The North Las Vegas Fire Department said firefighters were alerted to the incident at 2:22 p.m. at a house at 1717 James St., near Owens Avenue and Pecos Road.
Authorities had not identified the victims, described as a couple in their 70s, as of Wednesday evening. County records show the homeowners are Jose and Margarita Martinez.
The husband was fighting for his life at University Medical Center.
North Las Vegas police Sgt. Tim Bedwell said the source of the carbon monoxide was unclear. He said the couple’s son had to break into the house and found them inside.
Capt. Cedric Williams of the North Las Vegas Fire Department said the house was tested and high levels of carbon monoxide were detected.
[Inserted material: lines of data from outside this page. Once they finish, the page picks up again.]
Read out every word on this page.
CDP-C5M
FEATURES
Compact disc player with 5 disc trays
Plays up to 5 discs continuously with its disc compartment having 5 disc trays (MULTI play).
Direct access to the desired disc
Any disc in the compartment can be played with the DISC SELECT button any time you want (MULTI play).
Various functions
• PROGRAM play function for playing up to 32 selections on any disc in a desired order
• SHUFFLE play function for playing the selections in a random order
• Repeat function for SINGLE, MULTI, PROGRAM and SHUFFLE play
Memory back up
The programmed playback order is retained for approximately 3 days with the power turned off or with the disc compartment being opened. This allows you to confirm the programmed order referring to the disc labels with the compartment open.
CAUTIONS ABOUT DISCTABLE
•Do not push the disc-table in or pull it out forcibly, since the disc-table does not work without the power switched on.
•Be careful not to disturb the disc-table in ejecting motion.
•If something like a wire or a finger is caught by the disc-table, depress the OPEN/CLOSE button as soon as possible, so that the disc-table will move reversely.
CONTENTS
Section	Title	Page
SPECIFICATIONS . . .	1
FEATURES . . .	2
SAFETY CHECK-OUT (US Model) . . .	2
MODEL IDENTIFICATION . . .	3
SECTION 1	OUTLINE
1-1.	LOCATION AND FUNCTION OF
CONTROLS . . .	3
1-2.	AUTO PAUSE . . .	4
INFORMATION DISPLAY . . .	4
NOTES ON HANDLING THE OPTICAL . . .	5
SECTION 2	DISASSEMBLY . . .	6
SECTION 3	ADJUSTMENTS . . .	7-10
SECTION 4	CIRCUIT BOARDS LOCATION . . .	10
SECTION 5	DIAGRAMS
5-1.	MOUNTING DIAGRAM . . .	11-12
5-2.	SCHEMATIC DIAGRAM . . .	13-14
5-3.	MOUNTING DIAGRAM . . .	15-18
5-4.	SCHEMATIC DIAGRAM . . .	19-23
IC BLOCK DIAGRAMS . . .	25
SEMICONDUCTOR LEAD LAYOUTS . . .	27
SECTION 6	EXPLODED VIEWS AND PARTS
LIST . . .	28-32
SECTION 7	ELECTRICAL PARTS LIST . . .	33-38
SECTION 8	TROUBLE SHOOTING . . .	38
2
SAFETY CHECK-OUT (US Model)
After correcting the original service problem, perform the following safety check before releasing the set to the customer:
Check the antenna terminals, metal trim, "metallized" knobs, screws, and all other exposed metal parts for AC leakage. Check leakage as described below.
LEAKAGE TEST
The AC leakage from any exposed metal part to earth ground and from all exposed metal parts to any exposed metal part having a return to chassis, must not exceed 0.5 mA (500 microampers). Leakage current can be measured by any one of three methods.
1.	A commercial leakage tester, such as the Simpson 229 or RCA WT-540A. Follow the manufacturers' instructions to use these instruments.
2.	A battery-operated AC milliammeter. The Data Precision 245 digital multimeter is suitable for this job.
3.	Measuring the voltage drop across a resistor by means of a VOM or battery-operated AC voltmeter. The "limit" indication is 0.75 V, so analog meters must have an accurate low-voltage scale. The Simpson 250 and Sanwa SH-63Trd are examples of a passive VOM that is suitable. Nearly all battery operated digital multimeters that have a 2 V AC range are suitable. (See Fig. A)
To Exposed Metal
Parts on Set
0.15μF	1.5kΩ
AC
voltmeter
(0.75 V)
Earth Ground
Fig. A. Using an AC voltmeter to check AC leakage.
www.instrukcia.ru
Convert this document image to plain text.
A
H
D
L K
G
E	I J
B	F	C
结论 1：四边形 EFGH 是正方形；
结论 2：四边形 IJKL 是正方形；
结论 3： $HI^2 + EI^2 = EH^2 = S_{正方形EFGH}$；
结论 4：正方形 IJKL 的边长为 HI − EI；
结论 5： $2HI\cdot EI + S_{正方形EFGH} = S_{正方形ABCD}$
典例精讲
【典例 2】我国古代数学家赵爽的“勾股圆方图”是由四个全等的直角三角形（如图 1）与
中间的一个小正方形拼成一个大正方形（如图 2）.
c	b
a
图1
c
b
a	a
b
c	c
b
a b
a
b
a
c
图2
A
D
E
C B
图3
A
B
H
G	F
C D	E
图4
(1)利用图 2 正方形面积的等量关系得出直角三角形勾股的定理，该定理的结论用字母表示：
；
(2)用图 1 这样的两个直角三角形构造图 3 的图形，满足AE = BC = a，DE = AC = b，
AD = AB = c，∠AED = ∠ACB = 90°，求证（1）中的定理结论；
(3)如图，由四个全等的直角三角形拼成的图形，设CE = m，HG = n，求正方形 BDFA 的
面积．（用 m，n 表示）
An immediate reading at the house showed more than 400 parts per million in the body systems of the victims. The average levels in a house without gas stoves vary from 0.5 to 5 ppm. A healthy adult becomes toxic with a level higher than 50 ppm, the department said.
Bedwell said the cause might be related to faulty installation or repair of a gas-based appliance.
He said carbon-monoxide poisoning can be prevented by easily installed detectors, or by having a licensed professional install or fix gas-based appliances. Bedwell said symptoms of possible carbon-monoxide poisoning include headaches, nausea, vomiting and bright-red skin.